Sprint Grooming, which consists of:
1. Epics/features to be developed in the nth sprint should be groomed in the (n-1)th sprint. Grooming in the same sprint leads to improper planning and delayed development.
2. Ensure proper attendance in grooming - leads, developers, and QA along with PO/BA and architects. Missing members leads to communication gaps and can result in increased bug counts later.
3. Record the grooming sessions for later reference.
4. Maintain a Query log (see a sample here) for open questions after grooming, and hold a follow-up session to clarify any doubts. BAs should provide answers against the query log.
5. Architects should carry out technical grooming (solution walkthrough) with the entire development team before the development begins. Having both frontend and backend in the same technical grooming will ensure the integration gaps are minimized.
Sprint Planning, which consists of:
1. Story estimation aims at arriving at estimates for each story (either in SP or PD) by the entire team, so the entire team’s participation is needed.
2. The team should have a common estimation model against which they should estimate. This will reduce the chances of varying estimates.
Access a Sample Estimation Guidelines Framework
3. Estimates (SP or PD) are the cumulative estimates of both dev and QA.
4. Story points should be based on three major factors: Complexity, Effort, and Uncertainty. Using a standard SP model based on these three factors will standardize the SPs.
5. Some factors to consider while planning for capacity include the impact of unplanned leaves, the impact of COVID, and the effort required to be planned for tech debt (if no hardening sprint is considered in overall plan).
6. It is very important to do a proper assignment of stories (keeping in mind the team's strengths and weaknesses) and proper tasking of stories with original estimates captured on the first day of the sprint.
Access a Sample Story Point Framework
Sprint Execution, which consists of:
1. Commit stories in a sprint as per the load factor of the team. (Ideal load is 78-80% of the team’s capacity) [Capacity = No. of Dev & QA x working days in a sprint].
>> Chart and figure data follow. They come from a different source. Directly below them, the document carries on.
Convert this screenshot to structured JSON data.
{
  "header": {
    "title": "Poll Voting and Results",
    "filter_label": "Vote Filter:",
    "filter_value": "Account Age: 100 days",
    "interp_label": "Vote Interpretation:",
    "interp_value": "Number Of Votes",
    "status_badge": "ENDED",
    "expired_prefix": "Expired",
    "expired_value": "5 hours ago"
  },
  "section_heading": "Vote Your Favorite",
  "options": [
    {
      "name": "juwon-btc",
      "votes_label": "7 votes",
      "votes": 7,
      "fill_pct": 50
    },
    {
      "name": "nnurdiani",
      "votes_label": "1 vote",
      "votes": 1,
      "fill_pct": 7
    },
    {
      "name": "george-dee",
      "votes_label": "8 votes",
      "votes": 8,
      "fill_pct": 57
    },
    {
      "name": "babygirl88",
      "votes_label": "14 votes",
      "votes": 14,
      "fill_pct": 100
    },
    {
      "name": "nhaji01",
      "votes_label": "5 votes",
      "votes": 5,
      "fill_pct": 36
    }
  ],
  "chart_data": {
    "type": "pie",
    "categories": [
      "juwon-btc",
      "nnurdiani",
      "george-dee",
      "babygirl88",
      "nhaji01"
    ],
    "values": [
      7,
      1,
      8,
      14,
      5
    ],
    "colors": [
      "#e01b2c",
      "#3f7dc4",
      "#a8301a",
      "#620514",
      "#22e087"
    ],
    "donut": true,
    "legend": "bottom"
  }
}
2. The first day of the sprint should focus only on planning and requirement analysis. The better the requirement analysis by dev and QA, the better will be the quality of delivery.
Access a Sample Sprint Cadence
3. To reduce understanding gaps, the test cases should be reviewed by BA and shared with the dev.
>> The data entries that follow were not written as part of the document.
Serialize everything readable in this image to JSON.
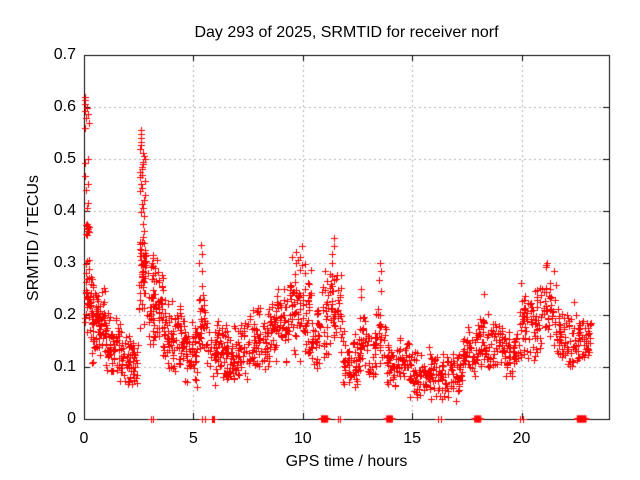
{
  "chart_data": {
    "type": "scatter",
    "title": "Day 293 of 2025, SRMTID for receiver norf",
    "xlabel": "GPS time / hours",
    "ylabel": "SRMTID / TECUs",
    "xlim": [
      0,
      24
    ],
    "ylim": [
      0,
      0.7
    ],
    "xticks": [
      {
        "v": 0,
        "label": "0"
      },
      {
        "v": 5,
        "label": "5"
      },
      {
        "v": 10,
        "label": "10"
      },
      {
        "v": 15,
        "label": "15"
      },
      {
        "v": 20,
        "label": "20"
      }
    ],
    "yticks": [
      {
        "v": 0.0,
        "label": "0"
      },
      {
        "v": 0.1,
        "label": "0.1"
      },
      {
        "v": 0.2,
        "label": "0.2"
      },
      {
        "v": 0.3,
        "label": "0.3"
      },
      {
        "v": 0.4,
        "label": "0.4"
      },
      {
        "v": 0.5,
        "label": "0.5"
      },
      {
        "v": 0.6,
        "label": "0.6"
      },
      {
        "v": 0.7,
        "label": "0.7"
      }
    ],
    "grid": true,
    "legend": "none",
    "marker": "plus",
    "colors": {
      "marker": "#ff0000",
      "grid": "#b4b4b4",
      "axis": "#000000",
      "background": "#ffffff"
    },
    "seed": 293,
    "band_format": "x_start_hour, x_end_hour, point_count, y_min_TECU, y_max_TECU",
    "scatter_bands": [
      [
        0.05,
        0.35,
        40,
        0.15,
        0.33
      ],
      [
        0.08,
        0.32,
        10,
        0.345,
        0.39
      ],
      [
        0.35,
        1.0,
        85,
        0.1,
        0.27
      ],
      [
        1.0,
        1.8,
        75,
        0.07,
        0.21
      ],
      [
        1.8,
        2.45,
        55,
        0.055,
        0.17
      ],
      [
        2.5,
        2.85,
        50,
        0.17,
        0.4
      ],
      [
        2.9,
        3.6,
        70,
        0.13,
        0.32
      ],
      [
        3.6,
        4.6,
        85,
        0.065,
        0.24
      ],
      [
        4.6,
        5.2,
        50,
        0.06,
        0.19
      ],
      [
        5.2,
        5.6,
        32,
        0.09,
        0.27
      ],
      [
        5.6,
        6.6,
        80,
        0.06,
        0.2
      ],
      [
        6.6,
        7.6,
        70,
        0.07,
        0.19
      ],
      [
        7.6,
        8.6,
        75,
        0.08,
        0.235
      ],
      [
        8.6,
        9.4,
        65,
        0.1,
        0.27
      ],
      [
        9.4,
        10.4,
        85,
        0.1,
        0.315
      ],
      [
        10.4,
        10.8,
        35,
        0.08,
        0.22
      ],
      [
        10.8,
        11.8,
        70,
        0.1,
        0.315
      ],
      [
        11.8,
        12.6,
        60,
        0.05,
        0.18
      ],
      [
        12.6,
        13.4,
        60,
        0.07,
        0.21
      ],
      [
        13.4,
        13.8,
        22,
        0.08,
        0.24
      ],
      [
        13.8,
        14.9,
        75,
        0.05,
        0.16
      ],
      [
        14.9,
        16.1,
        85,
        0.03,
        0.14
      ],
      [
        16.1,
        17.3,
        75,
        0.03,
        0.13
      ],
      [
        17.3,
        18.0,
        50,
        0.08,
        0.18
      ],
      [
        18.0,
        19.2,
        80,
        0.09,
        0.21
      ],
      [
        19.2,
        19.9,
        45,
        0.07,
        0.18
      ],
      [
        19.9,
        21.0,
        80,
        0.1,
        0.27
      ],
      [
        21.0,
        21.6,
        40,
        0.13,
        0.295
      ],
      [
        21.6,
        22.6,
        70,
        0.08,
        0.23
      ],
      [
        22.6,
        23.2,
        40,
        0.1,
        0.21
      ]
    ],
    "scatter_columns": [
      {
        "x": 0.12,
        "jitter": 0.1,
        "ys": [
          0.62,
          0.613,
          0.605,
          0.598,
          0.592,
          0.586,
          0.578,
          0.57,
          0.56,
          0.5,
          0.493,
          0.468,
          0.452,
          0.44,
          0.415,
          0.405
        ]
      },
      {
        "x": 2.68,
        "jitter": 0.12,
        "ys": [
          0.555,
          0.548,
          0.54,
          0.533,
          0.527,
          0.52,
          0.512,
          0.505,
          0.5,
          0.495,
          0.49,
          0.485,
          0.48,
          0.475,
          0.47,
          0.465,
          0.458,
          0.452,
          0.445,
          0.438,
          0.43,
          0.422,
          0.413,
          0.405,
          0.398,
          0.39,
          0.375,
          0.362,
          0.35,
          0.34
        ]
      },
      {
        "x": 3.25,
        "jitter": 0.15,
        "ys": [
          0.315,
          0.31,
          0.305,
          0.3,
          0.295,
          0.29
        ]
      },
      {
        "x": 5.35,
        "jitter": 0.08,
        "ys": [
          0.335,
          0.318,
          0.3,
          0.285
        ]
      },
      {
        "x": 9.9,
        "jitter": 0.25,
        "ys": [
          0.332,
          0.322,
          0.312,
          0.305,
          0.298
        ]
      },
      {
        "x": 11.35,
        "jitter": 0.12,
        "ys": [
          0.348,
          0.332,
          0.318,
          0.3
        ]
      },
      {
        "x": 12.7,
        "jitter": 0.1,
        "ys": [
          0.25,
          0.235
        ]
      },
      {
        "x": 13.6,
        "jitter": 0.1,
        "ys": [
          0.3,
          0.285,
          0.267,
          0.247
        ]
      },
      {
        "x": 18.3,
        "jitter": 0.03,
        "ys": [
          0.24
        ]
      },
      {
        "x": 21.15,
        "jitter": 0.07,
        "ys": [
          0.3,
          0.297,
          0.293
        ]
      }
    ],
    "baseline_clusters": [
      {
        "x": 3.1,
        "n": 2,
        "w": 0.12
      },
      {
        "x": 5.45,
        "n": 2,
        "w": 0.14
      },
      {
        "x": 5.9,
        "n": 3,
        "w": 0.1
      },
      {
        "x": 11.0,
        "n": 14,
        "w": 0.28
      },
      {
        "x": 11.65,
        "n": 2,
        "w": 0.12
      },
      {
        "x": 13.97,
        "n": 12,
        "w": 0.26
      },
      {
        "x": 16.25,
        "n": 2,
        "w": 0.15
      },
      {
        "x": 18.0,
        "n": 12,
        "w": 0.28
      },
      {
        "x": 20.0,
        "n": 2,
        "w": 0.1
      },
      {
        "x": 22.75,
        "n": 20,
        "w": 0.4
      }
    ]
  }
}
4. Any gaps in the story (discrepancies between AC and VD or between AC and solution) should be raised before delivering the story.
Discussions at a later stage when a bug is raised increase the cycle time of fix.
5. There should be a proper sprint cadence with dev cut-off date, deployment to each environment dates well defined, and strictly followed throughout the sprint.
6. The delivery of stories to the QA team should be planned in batches rather than as a big bang towards the sprint end.
7. The deliveries should not only be certified by the Product team but by Architects, as well.
This will ensure that no tech debts are accumulated and that the development is in accordance with the solution.
For this, a weekly review by architects during the development and testing phase should be a part of the sprint cadence.
8. Stand-ups should be duly and properly held where the status of each item in the sprint should be tracked rather than the status of each individual.
Access a Sample Standup Tracker
9. Daily or at least each alternate day SOS is a must for effectively managing digital transformation programs.